Nashville's Sophie Allison has been releasing albums as Soccer Mommy at a fairly steady two-year clip since her rise as a classic Bandcamp success story in 2015. Her last, 2022's Sometimes, Forever, was produced by Oneohtrix Point Never's Daniel Lopatin and felt like a career highlight.
Now comes Evergreen, another fine album, albeit less exciting and distinctive. It's certainly her most accessible work yet, but that compliment almost always comes with compromises, and Evergreen is no different. The songwriting is still excellent, and Allison's voice never been higher in the mix, but there are fewer surprises here overall, even with one obvious addition to her sound.
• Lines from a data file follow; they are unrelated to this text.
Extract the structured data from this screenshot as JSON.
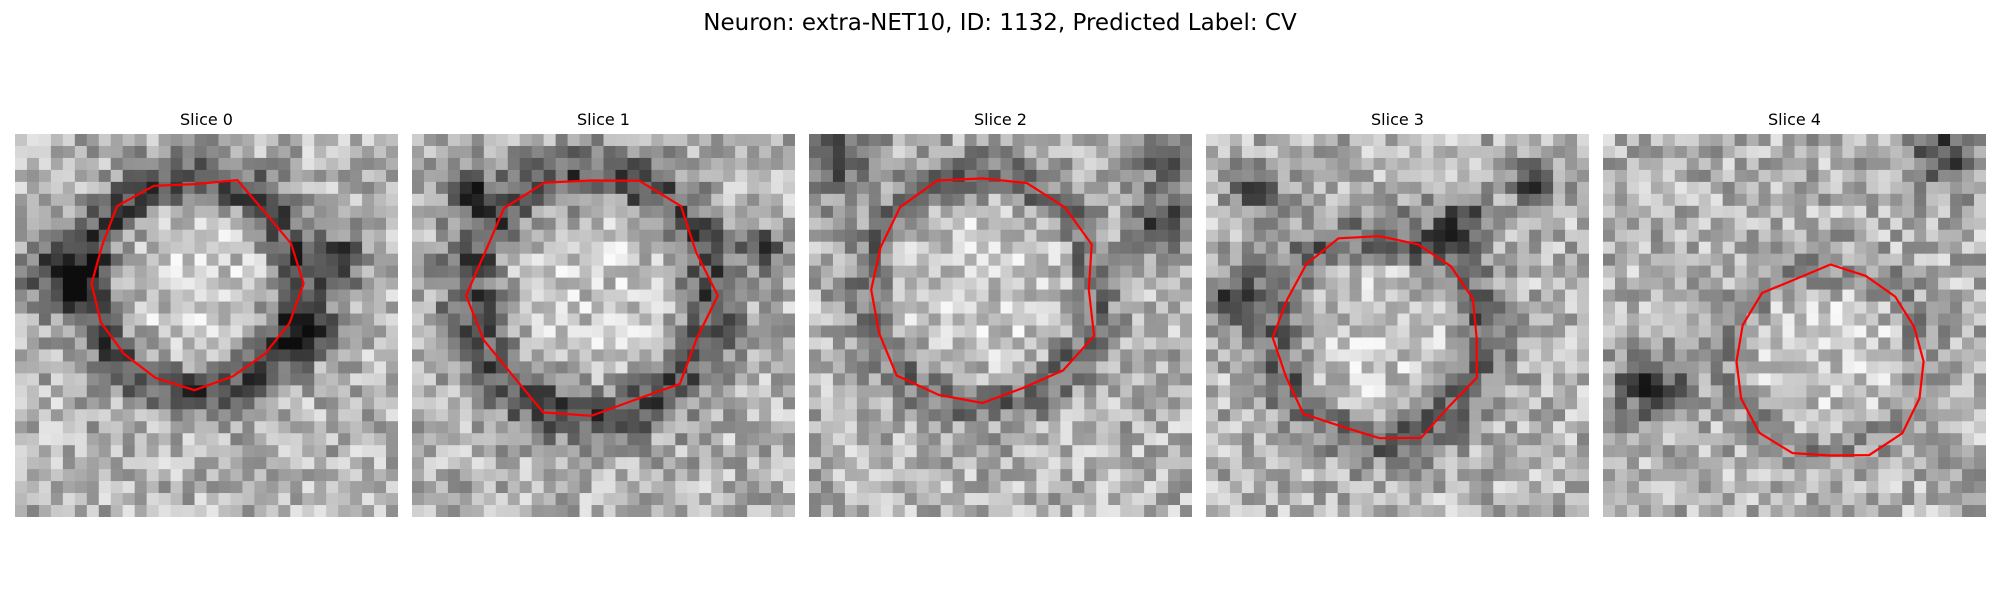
{
  "figure": {
    "title": "Neuron: extra-NET10, ID: 1132, Predicted Label: CV"
  },
  "slices": [
    {
      "title": "Slice 0"
    },
    {
      "title": "Slice 1"
    },
    {
      "title": "Slice 2"
    },
    {
      "title": "Slice 3"
    },
    {
      "title": "Slice 4"
    }
  ],
  "colors": {
    "contour": "#ff0000",
    "background": "#ffffff"
  }
}
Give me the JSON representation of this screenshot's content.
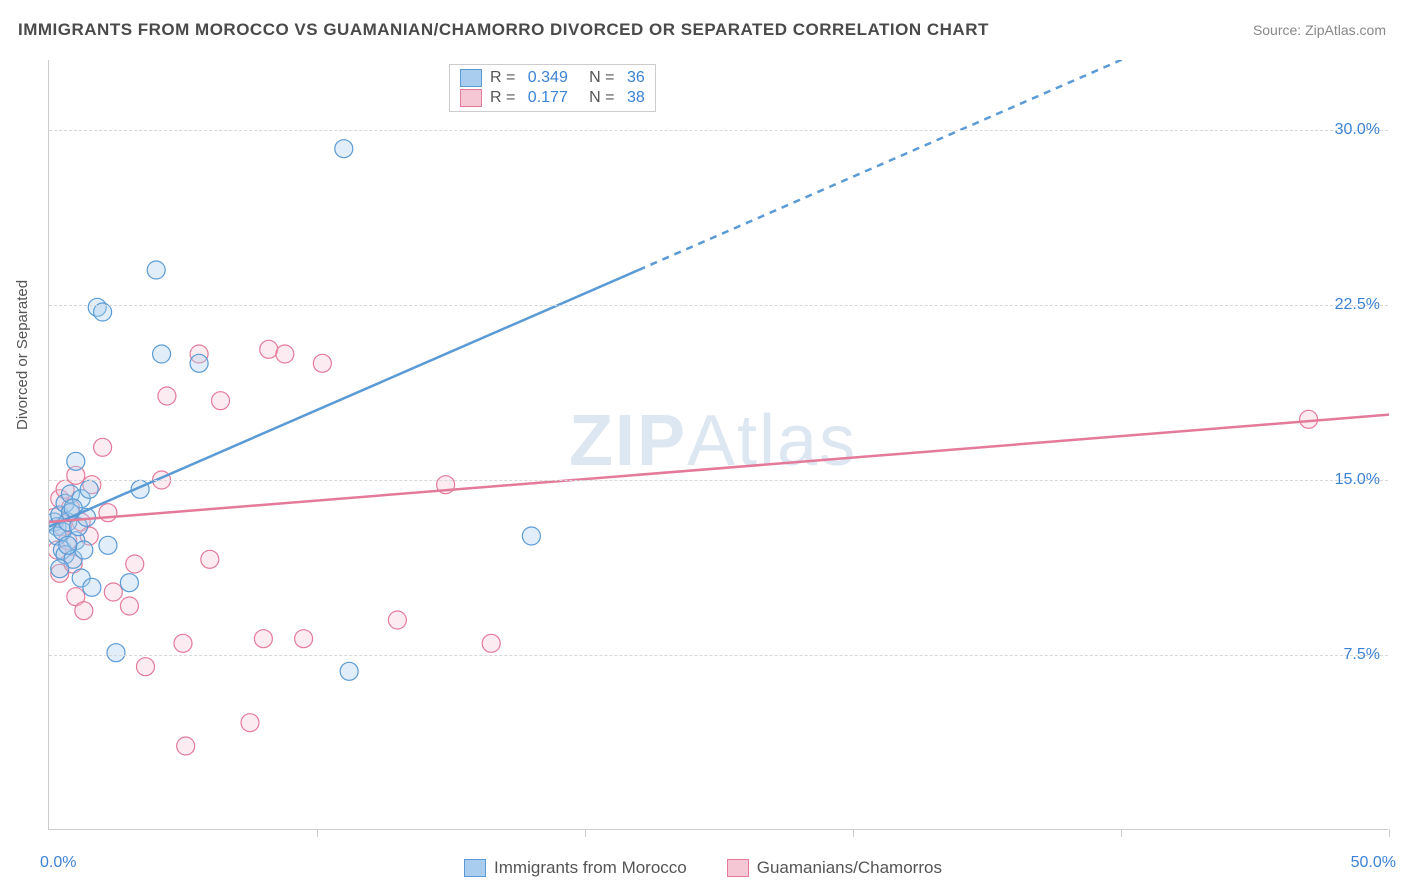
{
  "title": "IMMIGRANTS FROM MOROCCO VS GUAMANIAN/CHAMORRO DIVORCED OR SEPARATED CORRELATION CHART",
  "source": "Source: ZipAtlas.com",
  "y_axis_label": "Divorced or Separated",
  "watermark": "ZIPAtlas",
  "chart": {
    "type": "scatter",
    "xlim": [
      0.0,
      50.0
    ],
    "ylim": [
      0.0,
      33.0
    ],
    "xticks": [
      0.0,
      10.0,
      20.0,
      30.0,
      40.0,
      50.0
    ],
    "xtick_labels": {
      "0": "0.0%",
      "50": "50.0%"
    },
    "yticks": [
      7.5,
      15.0,
      22.5,
      30.0
    ],
    "ytick_labels": [
      "7.5%",
      "15.0%",
      "22.5%",
      "30.0%"
    ],
    "grid_color": "#d8d8d8",
    "axis_color": "#cccccc",
    "background_color": "#ffffff",
    "marker_radius": 9,
    "series": [
      {
        "name": "Immigrants from Morocco",
        "color_fill": "#a9cdee",
        "color_stroke": "#5a9bd5",
        "R": "0.349",
        "N": "36",
        "points": [
          [
            0.2,
            13.2
          ],
          [
            0.3,
            13.0
          ],
          [
            0.3,
            12.6
          ],
          [
            0.4,
            13.5
          ],
          [
            0.5,
            12.8
          ],
          [
            0.5,
            12.0
          ],
          [
            0.6,
            14.0
          ],
          [
            0.6,
            11.8
          ],
          [
            0.7,
            13.2
          ],
          [
            0.8,
            13.6
          ],
          [
            0.8,
            14.4
          ],
          [
            0.9,
            11.6
          ],
          [
            1.0,
            12.4
          ],
          [
            1.0,
            15.8
          ],
          [
            1.1,
            13.0
          ],
          [
            1.2,
            14.2
          ],
          [
            1.2,
            10.8
          ],
          [
            1.3,
            12.0
          ],
          [
            1.5,
            14.6
          ],
          [
            1.6,
            10.4
          ],
          [
            1.8,
            22.4
          ],
          [
            2.0,
            22.2
          ],
          [
            2.2,
            12.2
          ],
          [
            2.5,
            7.6
          ],
          [
            3.0,
            10.6
          ],
          [
            3.4,
            14.6
          ],
          [
            4.0,
            24.0
          ],
          [
            4.2,
            20.4
          ],
          [
            5.6,
            20.0
          ],
          [
            11.0,
            29.2
          ],
          [
            11.2,
            6.8
          ],
          [
            18.0,
            12.6
          ],
          [
            0.4,
            11.2
          ],
          [
            0.7,
            12.2
          ],
          [
            0.9,
            13.8
          ],
          [
            1.4,
            13.4
          ]
        ],
        "trend": {
          "start": [
            0.0,
            13.0
          ],
          "solid_end": [
            22.0,
            24.0
          ],
          "dash_end": [
            44.0,
            35.0
          ]
        }
      },
      {
        "name": "Guamanians/Chamorros",
        "color_fill": "#f5c6d4",
        "color_stroke": "#e47a9a",
        "R": "0.177",
        "N": "38",
        "points": [
          [
            0.2,
            13.4
          ],
          [
            0.3,
            12.0
          ],
          [
            0.4,
            14.2
          ],
          [
            0.4,
            11.0
          ],
          [
            0.5,
            13.0
          ],
          [
            0.6,
            14.6
          ],
          [
            0.7,
            12.4
          ],
          [
            0.8,
            13.8
          ],
          [
            0.9,
            11.4
          ],
          [
            1.0,
            15.2
          ],
          [
            1.0,
            10.0
          ],
          [
            1.2,
            13.2
          ],
          [
            1.3,
            9.4
          ],
          [
            1.5,
            12.6
          ],
          [
            1.6,
            14.8
          ],
          [
            2.0,
            16.4
          ],
          [
            2.2,
            13.6
          ],
          [
            2.4,
            10.2
          ],
          [
            3.0,
            9.6
          ],
          [
            3.2,
            11.4
          ],
          [
            3.6,
            7.0
          ],
          [
            4.2,
            15.0
          ],
          [
            4.4,
            18.6
          ],
          [
            5.0,
            8.0
          ],
          [
            5.1,
            3.6
          ],
          [
            5.6,
            20.4
          ],
          [
            6.0,
            11.6
          ],
          [
            6.4,
            18.4
          ],
          [
            7.5,
            4.6
          ],
          [
            8.0,
            8.2
          ],
          [
            8.2,
            20.6
          ],
          [
            8.8,
            20.4
          ],
          [
            9.5,
            8.2
          ],
          [
            10.2,
            20.0
          ],
          [
            13.0,
            9.0
          ],
          [
            14.8,
            14.8
          ],
          [
            16.5,
            8.0
          ],
          [
            47.0,
            17.6
          ]
        ],
        "trend": {
          "start": [
            0.0,
            13.2
          ],
          "solid_end": [
            50.0,
            17.8
          ]
        }
      }
    ]
  },
  "legend_bottom": [
    {
      "label": "Immigrants from Morocco",
      "fill": "#a9cdee",
      "stroke": "#5a9bd5"
    },
    {
      "label": "Guamanians/Chamorros",
      "fill": "#f5c6d4",
      "stroke": "#e47a9a"
    }
  ],
  "colors": {
    "title_text": "#4a4a4a",
    "source_text": "#888888",
    "tick_label": "#3b82d4",
    "axis_label": "#555555"
  }
}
That big addition is a fairly liberal use of classical chamber instruments — the mysterious flute outro on lead single "M" provides an early statement of intent that comes off strong; weaker are sections where these elements simply mimic bed tracks, replacing or accompanying Allison's guitar work unimaginatively (the incessant flute on second single "Driver" comes to mind). It all sounds perfectly fine (big-indie producer Ben H. Allen III, who's worked with the likes of Belle and Sebastian and Animal Collective, is behind the boards), but after the fairly inspired chemistry with Lopatin on Sometimes, Forever, this mundane retreat into traditional instrumentation feels like a bit of a missed opportunity. Allen mostly just turns the "big and full" knob to 10 here.
The good news is that this is mostly enough. As a songwriter, Allison remains compelling, with her own distinctive structural idioms that she keeps returning to — no one sidesteps the banality of the verse-to-chorus shift quite like she does. And although the already-well-mined lyrical themes are once again loss, memory and time, Allison's voice has never sounded better: resonant, clear as a bell and definitely the biggest beneficiary of Allen's traditionalist production style.
The influences shine through nicely as well, coherent but not overbearing, with the ghosts of Pavement and Liz Phair in attendance, and at least two Radiohead Easter eggs that may or may not be intentional, effortless as they sound. Then there's mid-album highlight "Abigail," giving long-lost, happy tears-in-the-rain Cure vibes — arguably the closest Allison's ever gotten to fun in her music, and a decidedly successful foray.
Things drop off a bit after this (although the moody college rock of "Salt in Wound" is hard to deny), but it's a gentle drop, a pleasant float into the blue of Allison's mind. It's a safe and comfortable journey, but you might find yourself dreaming of bigger adventures.